As a user, this should be up to me to decide, not up to Google. However, I do find it odd that Apple can get away with it much more, because Apple's customers generally have more of a "save us from ourselves" mentality.
As a user, you're to be no longer trusted with such a thing as full and unconditional access to the device you bought. Browsers are headed the same way. And a large crowd here on HN is okay with this, because "security."
>Apple's customers generally have more of a "save us from ourselves" mentality.
FWIW, this could also be described as a "My phone is a tool and not a hobby project" mentality. That is half of what prompted me to change daily drivers from Android to iOS.
I do not get as much freedom for my apps to do whatever I want - but I don't need to do as much work vetting developers or tinkering either. It's a tradeoff of time priority.
In a way, it is. You decided to use Google Drive, which means you decided to make your files practically inaccessible to yourself.
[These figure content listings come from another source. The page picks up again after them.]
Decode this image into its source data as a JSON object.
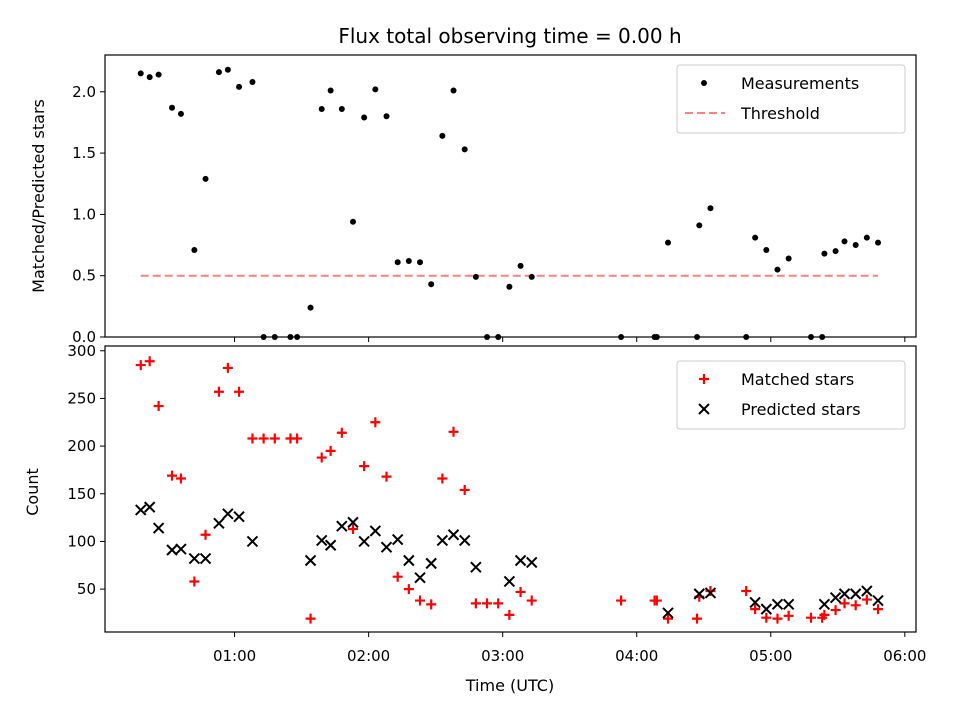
{
  "title": "Flux total observing time = 0.00 h",
  "chart_data": [
    {
      "type": "scatter",
      "ylabel": "Matched/Predicted stars",
      "xlabel": "",
      "xlim": [
        "00:02",
        "06:05"
      ],
      "ylim": [
        0,
        2.3
      ],
      "yticks": [
        "0.0",
        "0.5",
        "1.0",
        "1.5",
        "2.0"
      ],
      "legend_position": "upper right",
      "series": [
        {
          "name": "Measurements",
          "marker": "dot",
          "color": "#000000",
          "points": [
            [
              "00:18",
              2.15
            ],
            [
              "00:22",
              2.12
            ],
            [
              "00:26",
              2.14
            ],
            [
              "00:32",
              1.87
            ],
            [
              "00:36",
              1.82
            ],
            [
              "00:42",
              0.71
            ],
            [
              "00:47",
              1.29
            ],
            [
              "00:53",
              2.16
            ],
            [
              "00:57",
              2.18
            ],
            [
              "01:02",
              2.04
            ],
            [
              "01:08",
              2.08
            ],
            [
              "01:13",
              0.0
            ],
            [
              "01:18",
              0.0
            ],
            [
              "01:25",
              0.0
            ],
            [
              "01:28",
              0.0
            ],
            [
              "01:34",
              0.24
            ],
            [
              "01:39",
              1.86
            ],
            [
              "01:43",
              2.01
            ],
            [
              "01:48",
              1.86
            ],
            [
              "01:53",
              0.94
            ],
            [
              "01:58",
              1.79
            ],
            [
              "02:03",
              2.02
            ],
            [
              "02:08",
              1.8
            ],
            [
              "02:13",
              0.61
            ],
            [
              "02:18",
              0.62
            ],
            [
              "02:23",
              0.61
            ],
            [
              "02:28",
              0.43
            ],
            [
              "02:33",
              1.64
            ],
            [
              "02:38",
              2.01
            ],
            [
              "02:43",
              1.53
            ],
            [
              "02:48",
              0.49
            ],
            [
              "02:53",
              0.0
            ],
            [
              "02:58",
              0.0
            ],
            [
              "03:03",
              0.41
            ],
            [
              "03:08",
              0.58
            ],
            [
              "03:13",
              0.49
            ],
            [
              "03:53",
              0.0
            ],
            [
              "04:08",
              0.0
            ],
            [
              "04:09",
              0.0
            ],
            [
              "04:14",
              0.77
            ],
            [
              "04:27",
              0.0
            ],
            [
              "04:28",
              0.91
            ],
            [
              "04:33",
              1.05
            ],
            [
              "04:49",
              0.0
            ],
            [
              "04:53",
              0.81
            ],
            [
              "04:58",
              0.71
            ],
            [
              "05:03",
              0.55
            ],
            [
              "05:08",
              0.64
            ],
            [
              "05:18",
              0.0
            ],
            [
              "05:23",
              0.0
            ],
            [
              "05:24",
              0.68
            ],
            [
              "05:29",
              0.7
            ],
            [
              "05:33",
              0.78
            ],
            [
              "05:38",
              0.75
            ],
            [
              "05:43",
              0.81
            ],
            [
              "05:48",
              0.77
            ]
          ]
        },
        {
          "name": "Threshold",
          "style": "dashed",
          "color": "#ff8080",
          "points": [
            [
              "00:18",
              0.5
            ],
            [
              "05:48",
              0.5
            ]
          ]
        }
      ]
    },
    {
      "type": "scatter",
      "ylabel": "Count",
      "xlabel": "Time (UTC)",
      "xlim": [
        "00:02",
        "06:05"
      ],
      "ylim": [
        5,
        305
      ],
      "yticks": [
        "50",
        "100",
        "150",
        "200",
        "250",
        "300"
      ],
      "xticks": [
        "01:00",
        "02:00",
        "03:00",
        "04:00",
        "05:00",
        "06:00"
      ],
      "legend_position": "upper right",
      "series": [
        {
          "name": "Matched stars",
          "marker": "plus",
          "color": "#ff0000",
          "points": [
            [
              "00:18",
              285
            ],
            [
              "00:22",
              289
            ],
            [
              "00:26",
              242
            ],
            [
              "00:32",
              169
            ],
            [
              "00:36",
              166
            ],
            [
              "00:42",
              58
            ],
            [
              "00:47",
              107
            ],
            [
              "00:53",
              257
            ],
            [
              "00:57",
              282
            ],
            [
              "01:02",
              257
            ],
            [
              "01:08",
              208
            ],
            [
              "01:13",
              208
            ],
            [
              "01:18",
              208
            ],
            [
              "01:25",
              208
            ],
            [
              "01:28",
              208
            ],
            [
              "01:34",
              19
            ],
            [
              "01:39",
              188
            ],
            [
              "01:43",
              195
            ],
            [
              "01:48",
              214
            ],
            [
              "01:53",
              113
            ],
            [
              "01:58",
              179
            ],
            [
              "02:03",
              225
            ],
            [
              "02:08",
              168
            ],
            [
              "02:13",
              63
            ],
            [
              "02:18",
              50
            ],
            [
              "02:23",
              38
            ],
            [
              "02:28",
              34
            ],
            [
              "02:33",
              166
            ],
            [
              "02:38",
              215
            ],
            [
              "02:43",
              154
            ],
            [
              "02:48",
              35
            ],
            [
              "02:53",
              35
            ],
            [
              "02:58",
              35
            ],
            [
              "03:03",
              23
            ],
            [
              "03:08",
              47
            ],
            [
              "03:13",
              38
            ],
            [
              "03:53",
              38
            ],
            [
              "04:08",
              38
            ],
            [
              "04:09",
              38
            ],
            [
              "04:14",
              19
            ],
            [
              "04:27",
              19
            ],
            [
              "04:28",
              42
            ],
            [
              "04:33",
              48
            ],
            [
              "04:49",
              48
            ],
            [
              "04:53",
              29
            ],
            [
              "04:58",
              20
            ],
            [
              "05:03",
              19
            ],
            [
              "05:08",
              22
            ],
            [
              "05:18",
              20
            ],
            [
              "05:23",
              20
            ],
            [
              "05:24",
              23
            ],
            [
              "05:29",
              28
            ],
            [
              "05:33",
              35
            ],
            [
              "05:38",
              33
            ],
            [
              "05:43",
              39
            ],
            [
              "05:48",
              29
            ]
          ]
        },
        {
          "name": "Predicted stars",
          "marker": "x",
          "color": "#000000",
          "points": [
            [
              "00:18",
              133
            ],
            [
              "00:22",
              136
            ],
            [
              "00:26",
              114
            ],
            [
              "00:32",
              91
            ],
            [
              "00:36",
              92
            ],
            [
              "00:42",
              82
            ],
            [
              "00:47",
              82
            ],
            [
              "00:53",
              119
            ],
            [
              "00:57",
              129
            ],
            [
              "01:02",
              126
            ],
            [
              "01:08",
              100
            ],
            [
              "01:34",
              80
            ],
            [
              "01:39",
              101
            ],
            [
              "01:43",
              96
            ],
            [
              "01:48",
              116
            ],
            [
              "01:53",
              120
            ],
            [
              "01:58",
              100
            ],
            [
              "02:03",
              111
            ],
            [
              "02:08",
              94
            ],
            [
              "02:13",
              102
            ],
            [
              "02:18",
              80
            ],
            [
              "02:23",
              62
            ],
            [
              "02:28",
              77
            ],
            [
              "02:33",
              101
            ],
            [
              "02:38",
              107
            ],
            [
              "02:43",
              101
            ],
            [
              "02:48",
              73
            ],
            [
              "03:03",
              58
            ],
            [
              "03:08",
              80
            ],
            [
              "03:13",
              78
            ],
            [
              "04:14",
              25
            ],
            [
              "04:28",
              45
            ],
            [
              "04:33",
              46
            ],
            [
              "04:53",
              36
            ],
            [
              "04:58",
              29
            ],
            [
              "05:03",
              34
            ],
            [
              "05:08",
              34
            ],
            [
              "05:24",
              34
            ],
            [
              "05:29",
              41
            ],
            [
              "05:33",
              45
            ],
            [
              "05:38",
              45
            ],
            [
              "05:43",
              48
            ],
            [
              "05:48",
              38
            ]
          ]
        }
      ]
    }
  ]
}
This isn't a monopolized market, so you have options.
Apple’s implementation of enabling access to files is entirely different. I actually much prefer it because it sidesteps the self-dealing permissions bomb that Google just set off.
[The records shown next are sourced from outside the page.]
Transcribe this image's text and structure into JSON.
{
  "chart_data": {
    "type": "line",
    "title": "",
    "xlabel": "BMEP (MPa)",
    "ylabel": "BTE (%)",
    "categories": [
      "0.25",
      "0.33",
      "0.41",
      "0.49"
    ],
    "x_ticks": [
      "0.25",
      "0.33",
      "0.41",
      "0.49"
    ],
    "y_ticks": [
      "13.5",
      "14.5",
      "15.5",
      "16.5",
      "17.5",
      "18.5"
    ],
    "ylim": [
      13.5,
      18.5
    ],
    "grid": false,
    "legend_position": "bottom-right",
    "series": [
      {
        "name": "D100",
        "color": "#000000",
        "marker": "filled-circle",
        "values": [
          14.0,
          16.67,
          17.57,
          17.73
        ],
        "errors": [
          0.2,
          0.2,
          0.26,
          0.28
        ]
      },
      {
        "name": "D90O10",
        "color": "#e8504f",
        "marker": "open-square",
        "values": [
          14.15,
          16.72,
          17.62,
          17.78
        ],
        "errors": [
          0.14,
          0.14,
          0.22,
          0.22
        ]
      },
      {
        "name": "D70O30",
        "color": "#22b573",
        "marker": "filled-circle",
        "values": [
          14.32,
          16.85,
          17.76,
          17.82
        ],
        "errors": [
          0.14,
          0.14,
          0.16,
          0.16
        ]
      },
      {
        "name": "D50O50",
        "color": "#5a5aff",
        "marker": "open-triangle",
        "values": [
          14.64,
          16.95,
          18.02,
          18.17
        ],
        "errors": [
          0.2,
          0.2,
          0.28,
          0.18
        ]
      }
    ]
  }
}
In iOS, applications can use the File Provider API to present themselves in the Files app. You can move/copy/delete data there using the normal human interface constructs native to iOS, including mouse support and keyboard shortcuts on iPadOS.
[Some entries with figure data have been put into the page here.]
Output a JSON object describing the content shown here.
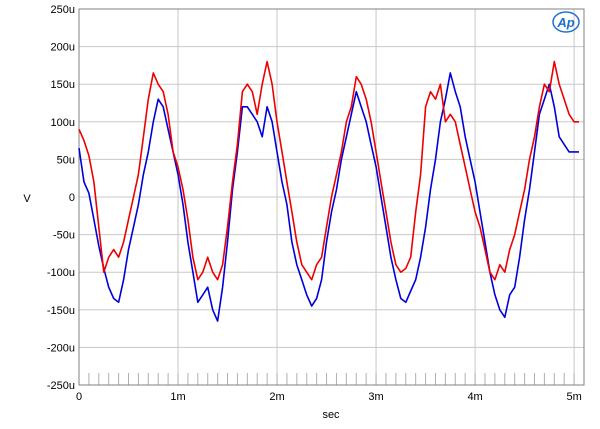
{
  "chart_data": {
    "type": "line",
    "xlabel": "sec",
    "ylabel": "V",
    "xlim": [
      0,
      0.0051
    ],
    "ylim": [
      -250,
      250
    ],
    "x_ticks": [
      {
        "value": 0,
        "label": "0"
      },
      {
        "value": 0.001,
        "label": "1m"
      },
      {
        "value": 0.002,
        "label": "2m"
      },
      {
        "value": 0.003,
        "label": "3m"
      },
      {
        "value": 0.004,
        "label": "4m"
      },
      {
        "value": 0.005,
        "label": "5m"
      }
    ],
    "y_ticks": [
      {
        "value": 250,
        "label": "250u"
      },
      {
        "value": 200,
        "label": "200u"
      },
      {
        "value": 150,
        "label": "150u"
      },
      {
        "value": 100,
        "label": "100u"
      },
      {
        "value": 50,
        "label": "50u"
      },
      {
        "value": 0,
        "label": "0"
      },
      {
        "value": -50,
        "label": "-50u"
      },
      {
        "value": -100,
        "label": "-100u"
      },
      {
        "value": -150,
        "label": "-150u"
      },
      {
        "value": -200,
        "label": "-200u"
      },
      {
        "value": -250,
        "label": "-250u"
      }
    ],
    "grid": true,
    "series": [
      {
        "color": "#0000dd",
        "x": [
          0,
          5e-05,
          0.0001,
          0.00015,
          0.0002,
          0.00025,
          0.0003,
          0.00035,
          0.0004,
          0.00045,
          0.0005,
          0.00055,
          0.0006,
          0.00065,
          0.0007,
          0.00075,
          0.0008,
          0.00085,
          0.0009,
          0.00095,
          0.001,
          0.00105,
          0.0011,
          0.00115,
          0.0012,
          0.00125,
          0.0013,
          0.00135,
          0.0014,
          0.00145,
          0.0015,
          0.00155,
          0.0016,
          0.00165,
          0.0017,
          0.00175,
          0.0018,
          0.00185,
          0.0019,
          0.00195,
          0.002,
          0.00205,
          0.0021,
          0.00215,
          0.0022,
          0.00225,
          0.0023,
          0.00235,
          0.0024,
          0.00245,
          0.0025,
          0.00255,
          0.0026,
          0.00265,
          0.0027,
          0.00275,
          0.0028,
          0.00285,
          0.0029,
          0.00295,
          0.003,
          0.00305,
          0.0031,
          0.00315,
          0.0032,
          0.00325,
          0.0033,
          0.00335,
          0.0034,
          0.00345,
          0.0035,
          0.00355,
          0.0036,
          0.00365,
          0.0037,
          0.00375,
          0.0038,
          0.00385,
          0.0039,
          0.00395,
          0.004,
          0.00405,
          0.0041,
          0.00415,
          0.0042,
          0.00425,
          0.0043,
          0.00435,
          0.0044,
          0.00445,
          0.0045,
          0.00455,
          0.0046,
          0.00465,
          0.0047,
          0.00475,
          0.0048,
          0.00485,
          0.0049,
          0.00495,
          0.005,
          0.00505
        ],
        "values": [
          65,
          20,
          5,
          -30,
          -65,
          -95,
          -120,
          -135,
          -140,
          -110,
          -70,
          -40,
          -10,
          30,
          60,
          100,
          130,
          120,
          90,
          60,
          30,
          -10,
          -60,
          -100,
          -140,
          -130,
          -120,
          -150,
          -165,
          -120,
          -60,
          10,
          60,
          120,
          120,
          110,
          100,
          80,
          120,
          100,
          60,
          20,
          -10,
          -60,
          -90,
          -110,
          -130,
          -145,
          -135,
          -110,
          -60,
          -20,
          10,
          50,
          80,
          110,
          140,
          120,
          100,
          70,
          40,
          0,
          -40,
          -80,
          -110,
          -135,
          -140,
          -125,
          -110,
          -80,
          -40,
          10,
          50,
          100,
          130,
          165,
          140,
          120,
          80,
          50,
          20,
          -20,
          -60,
          -100,
          -130,
          -150,
          -160,
          -130,
          -120,
          -80,
          -30,
          10,
          60,
          110,
          130,
          150,
          120,
          80,
          70,
          60,
          60,
          60
        ]
      },
      {
        "color": "#ee0000",
        "x": [
          0,
          5e-05,
          0.0001,
          0.00015,
          0.0002,
          0.00025,
          0.0003,
          0.00035,
          0.0004,
          0.00045,
          0.0005,
          0.00055,
          0.0006,
          0.00065,
          0.0007,
          0.00075,
          0.0008,
          0.00085,
          0.0009,
          0.00095,
          0.001,
          0.00105,
          0.0011,
          0.00115,
          0.0012,
          0.00125,
          0.0013,
          0.00135,
          0.0014,
          0.00145,
          0.0015,
          0.00155,
          0.0016,
          0.00165,
          0.0017,
          0.00175,
          0.0018,
          0.00185,
          0.0019,
          0.00195,
          0.002,
          0.00205,
          0.0021,
          0.00215,
          0.0022,
          0.00225,
          0.0023,
          0.00235,
          0.0024,
          0.00245,
          0.0025,
          0.00255,
          0.0026,
          0.00265,
          0.0027,
          0.00275,
          0.0028,
          0.00285,
          0.0029,
          0.00295,
          0.003,
          0.00305,
          0.0031,
          0.00315,
          0.0032,
          0.00325,
          0.0033,
          0.00335,
          0.0034,
          0.00345,
          0.0035,
          0.00355,
          0.0036,
          0.00365,
          0.0037,
          0.00375,
          0.0038,
          0.00385,
          0.0039,
          0.00395,
          0.004,
          0.00405,
          0.0041,
          0.00415,
          0.0042,
          0.00425,
          0.0043,
          0.00435,
          0.0044,
          0.00445,
          0.0045,
          0.00455,
          0.0046,
          0.00465,
          0.0047,
          0.00475,
          0.0048,
          0.00485,
          0.0049,
          0.00495,
          0.005,
          0.00505
        ],
        "values": [
          90,
          75,
          55,
          20,
          -40,
          -100,
          -80,
          -70,
          -80,
          -60,
          -30,
          0,
          30,
          80,
          130,
          165,
          150,
          140,
          110,
          60,
          40,
          10,
          -30,
          -80,
          -110,
          -100,
          -80,
          -100,
          -110,
          -90,
          -40,
          20,
          70,
          140,
          150,
          140,
          110,
          150,
          180,
          150,
          100,
          60,
          20,
          -20,
          -60,
          -90,
          -100,
          -110,
          -90,
          -80,
          -40,
          0,
          30,
          60,
          100,
          120,
          160,
          150,
          130,
          100,
          60,
          20,
          -20,
          -60,
          -90,
          -100,
          -95,
          -80,
          -20,
          30,
          120,
          140,
          130,
          150,
          100,
          110,
          100,
          70,
          40,
          10,
          -20,
          -40,
          -70,
          -100,
          -110,
          -90,
          -100,
          -70,
          -50,
          -20,
          10,
          50,
          80,
          120,
          150,
          140,
          180,
          150,
          130,
          110,
          100,
          100
        ]
      }
    ]
  }
}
Apps can also present the same directory internally (inside the app). Cloud-backed applications can then do useful things like materialization, eviction, and dataless file presence.
It doesn’t allow standing access to the entire filesystem, though. iOS only has support for applications reading outside their sandbox if the apps are from the same developer, and then they can call a pooled storage location for all apps that share the same “Team ID” (e.g., top level developer account/organization).
It’s actually far easier (functionally) to grant access to your entire photo library, so for example you can have an app query and backup your photo library.
“True” filesystem-wide backup requires hooking into the iOS backup/MobileFile hooks. Apple isn’t as hostile to third parties doing that as Google is to anyone accessing their own device data. But the process is more cumbersome by far.